Furphy, who fell to the Pacers after an unexpected draft-day slide that Bill Self called at the time “a very tough and humbling night” on which “the assurance that he and his representation had been told that he would be drafted didn’t turn out that way,” has shone at times for the Pacers.

He played in 50 games for Indiana during the regular season and averaged 2.1 points and 1.4 rebounds. In his final two regular-season games, Furphy saw his most extensive playing time, first with 17 points and six rebounds on 60% shooting (and a posterizing dunk over Orlando’s Goga Bitadze), then with 15 points, nine rebounds and five assists in an overtime victory over Cleveland.

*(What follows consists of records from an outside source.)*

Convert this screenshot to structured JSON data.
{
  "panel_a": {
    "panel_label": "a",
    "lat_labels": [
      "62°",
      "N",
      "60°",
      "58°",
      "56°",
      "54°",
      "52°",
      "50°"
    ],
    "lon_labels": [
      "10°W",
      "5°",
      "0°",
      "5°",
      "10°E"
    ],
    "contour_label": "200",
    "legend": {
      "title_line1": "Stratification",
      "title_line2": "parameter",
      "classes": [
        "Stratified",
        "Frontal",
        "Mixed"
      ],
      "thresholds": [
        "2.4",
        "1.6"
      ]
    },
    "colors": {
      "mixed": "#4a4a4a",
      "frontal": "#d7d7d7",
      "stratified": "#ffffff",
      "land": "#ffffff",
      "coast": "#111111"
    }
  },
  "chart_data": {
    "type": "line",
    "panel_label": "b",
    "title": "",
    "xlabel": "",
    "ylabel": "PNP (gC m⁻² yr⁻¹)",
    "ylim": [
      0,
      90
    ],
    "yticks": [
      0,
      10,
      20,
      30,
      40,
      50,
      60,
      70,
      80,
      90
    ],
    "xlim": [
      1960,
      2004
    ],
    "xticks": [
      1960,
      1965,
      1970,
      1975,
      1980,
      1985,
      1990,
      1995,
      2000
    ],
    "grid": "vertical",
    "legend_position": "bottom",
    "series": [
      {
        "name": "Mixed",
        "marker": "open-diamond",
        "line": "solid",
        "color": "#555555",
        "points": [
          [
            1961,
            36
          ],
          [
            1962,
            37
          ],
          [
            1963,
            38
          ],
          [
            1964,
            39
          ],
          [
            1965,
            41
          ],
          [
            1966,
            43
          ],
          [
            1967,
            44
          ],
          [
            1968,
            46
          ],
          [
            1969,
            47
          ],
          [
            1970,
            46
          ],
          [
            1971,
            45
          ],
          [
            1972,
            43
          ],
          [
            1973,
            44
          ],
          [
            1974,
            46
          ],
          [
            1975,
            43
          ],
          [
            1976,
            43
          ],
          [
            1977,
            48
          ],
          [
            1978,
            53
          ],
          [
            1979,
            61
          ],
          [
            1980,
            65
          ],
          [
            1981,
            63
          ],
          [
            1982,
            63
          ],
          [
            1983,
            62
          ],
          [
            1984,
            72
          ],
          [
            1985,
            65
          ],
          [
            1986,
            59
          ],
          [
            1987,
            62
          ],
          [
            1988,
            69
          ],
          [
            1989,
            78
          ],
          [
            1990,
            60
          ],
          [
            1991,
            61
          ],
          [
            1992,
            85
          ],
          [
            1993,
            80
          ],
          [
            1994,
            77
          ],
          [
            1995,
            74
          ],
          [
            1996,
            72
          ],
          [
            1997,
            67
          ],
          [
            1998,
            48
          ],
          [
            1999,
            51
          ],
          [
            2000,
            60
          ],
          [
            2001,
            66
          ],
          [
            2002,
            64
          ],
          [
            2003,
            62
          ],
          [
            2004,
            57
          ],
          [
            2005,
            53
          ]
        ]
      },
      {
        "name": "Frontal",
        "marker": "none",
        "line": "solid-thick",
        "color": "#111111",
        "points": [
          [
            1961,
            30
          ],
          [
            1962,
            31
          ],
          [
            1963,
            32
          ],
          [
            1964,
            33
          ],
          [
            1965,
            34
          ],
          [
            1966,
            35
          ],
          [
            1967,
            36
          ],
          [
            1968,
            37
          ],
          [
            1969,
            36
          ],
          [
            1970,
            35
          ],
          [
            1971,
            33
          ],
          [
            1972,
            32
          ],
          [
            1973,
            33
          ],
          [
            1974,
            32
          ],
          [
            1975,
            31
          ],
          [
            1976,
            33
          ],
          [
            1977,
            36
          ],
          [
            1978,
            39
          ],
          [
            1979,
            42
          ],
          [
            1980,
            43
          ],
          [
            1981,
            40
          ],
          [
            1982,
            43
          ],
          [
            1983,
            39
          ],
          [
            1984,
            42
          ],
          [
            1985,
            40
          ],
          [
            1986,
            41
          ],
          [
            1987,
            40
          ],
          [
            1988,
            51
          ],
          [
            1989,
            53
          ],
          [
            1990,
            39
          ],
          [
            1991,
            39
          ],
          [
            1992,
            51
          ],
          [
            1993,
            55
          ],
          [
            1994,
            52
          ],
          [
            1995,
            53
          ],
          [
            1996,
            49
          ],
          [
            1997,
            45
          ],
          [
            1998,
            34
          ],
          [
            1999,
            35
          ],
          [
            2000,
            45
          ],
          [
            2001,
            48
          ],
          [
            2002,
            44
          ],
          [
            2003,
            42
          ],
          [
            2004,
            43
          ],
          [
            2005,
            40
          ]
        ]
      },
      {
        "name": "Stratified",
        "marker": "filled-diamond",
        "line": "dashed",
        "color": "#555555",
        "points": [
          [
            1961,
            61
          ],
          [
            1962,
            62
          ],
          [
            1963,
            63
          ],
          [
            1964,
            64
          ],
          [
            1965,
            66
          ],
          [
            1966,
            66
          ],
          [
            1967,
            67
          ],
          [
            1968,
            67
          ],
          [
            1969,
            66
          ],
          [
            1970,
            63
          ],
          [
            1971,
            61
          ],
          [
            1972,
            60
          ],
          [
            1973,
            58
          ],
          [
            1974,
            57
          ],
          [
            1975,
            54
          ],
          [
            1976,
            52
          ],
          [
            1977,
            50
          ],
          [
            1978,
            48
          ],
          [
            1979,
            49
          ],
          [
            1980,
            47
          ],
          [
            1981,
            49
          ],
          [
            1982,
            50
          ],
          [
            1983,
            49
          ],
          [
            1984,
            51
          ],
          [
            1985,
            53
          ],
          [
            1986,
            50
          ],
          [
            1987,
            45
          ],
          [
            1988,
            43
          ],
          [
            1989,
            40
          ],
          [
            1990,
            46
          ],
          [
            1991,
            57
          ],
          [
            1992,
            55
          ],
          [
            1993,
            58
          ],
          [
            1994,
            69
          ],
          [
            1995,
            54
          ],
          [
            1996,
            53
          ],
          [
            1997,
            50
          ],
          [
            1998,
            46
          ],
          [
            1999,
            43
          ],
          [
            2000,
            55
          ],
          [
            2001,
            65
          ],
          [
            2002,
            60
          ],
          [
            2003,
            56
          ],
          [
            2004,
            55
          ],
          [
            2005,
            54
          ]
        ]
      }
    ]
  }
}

Furphy also frequently made the most of his trips to the Indiana Mad Ants of the NBA G League over the course of the winter and spring. In 10 games with the Mad Ants, he averaged 14.3 points and 9.6 rebounds, including a game-high 29 points in a three-point loss to the Windy City Bulls on March 24; he also joined the G League team for playoff games on April 1 and April 3 and acquitted himself well. (Those were the team’s last games ever as the Mad Ants before rebranding to the Noblesville Boom.)

Furphy returned to the NBA roster for that impressive late-season stretch and since then has played 21 combined minutes in five playoff appearances at the end of the Pacers’ bench.

McCullar took much longer to begin his rookie season because he was continuing to deal with the aftereffects of the bone bruise to his knee that derailed his final campaign at Kansas (the 2023-24 season in which he missed the NCAA Tournament). He did not debut for the G League’s Westchester Knicks until Jan. 30, more than a calendar year after he first started battling the knee issue. In that first appearance, he scored 10 points on 4-for-9 shooting.

The longtime college standout was a bit erratic in his first six weeks or so playing for Westchester, but in late March he attracted plenty of attention for repeating a feat he had once accomplished at KU: back-to-back triple-doubles. He posted 20 points, 10 rebounds and 10 assists and then 23 points, 10 rebounds and 11 assists in consecutive games against the College Park Skyhawks.

Four days later, on March 25, he made his long-awaited NBA debut and scored his first NBA points, a hard-won bucket in the post, against the Dallas Mavericks.

He went on to appear in three more G League contests, including one 21-point showing in a playoff game, and three NBA games. On April 13 he played 22 minutes against Jalen Wilson and the Brooklyn Nets, scoring four points and grabbing eight boards as Wilson had 18 points and four rebounds in 38 minutes; the Knicks came away with the victory.

McCullar has not played in the postseason.

Furphy was an unexpected one-and-done Jayhawk after breaking out early in conference play as a freshman for the 2023-24 KU team. McCullar spent two seasons in Lawrence after the first three of his career at Texas Tech.

photo by: Westchester Knicks

Westchester Knicks guard Kevin McCullar Jr. shoots a free throw in a game against the Long Island Nets on Tuesday, March 11, 2025, in White Plains, N.Y.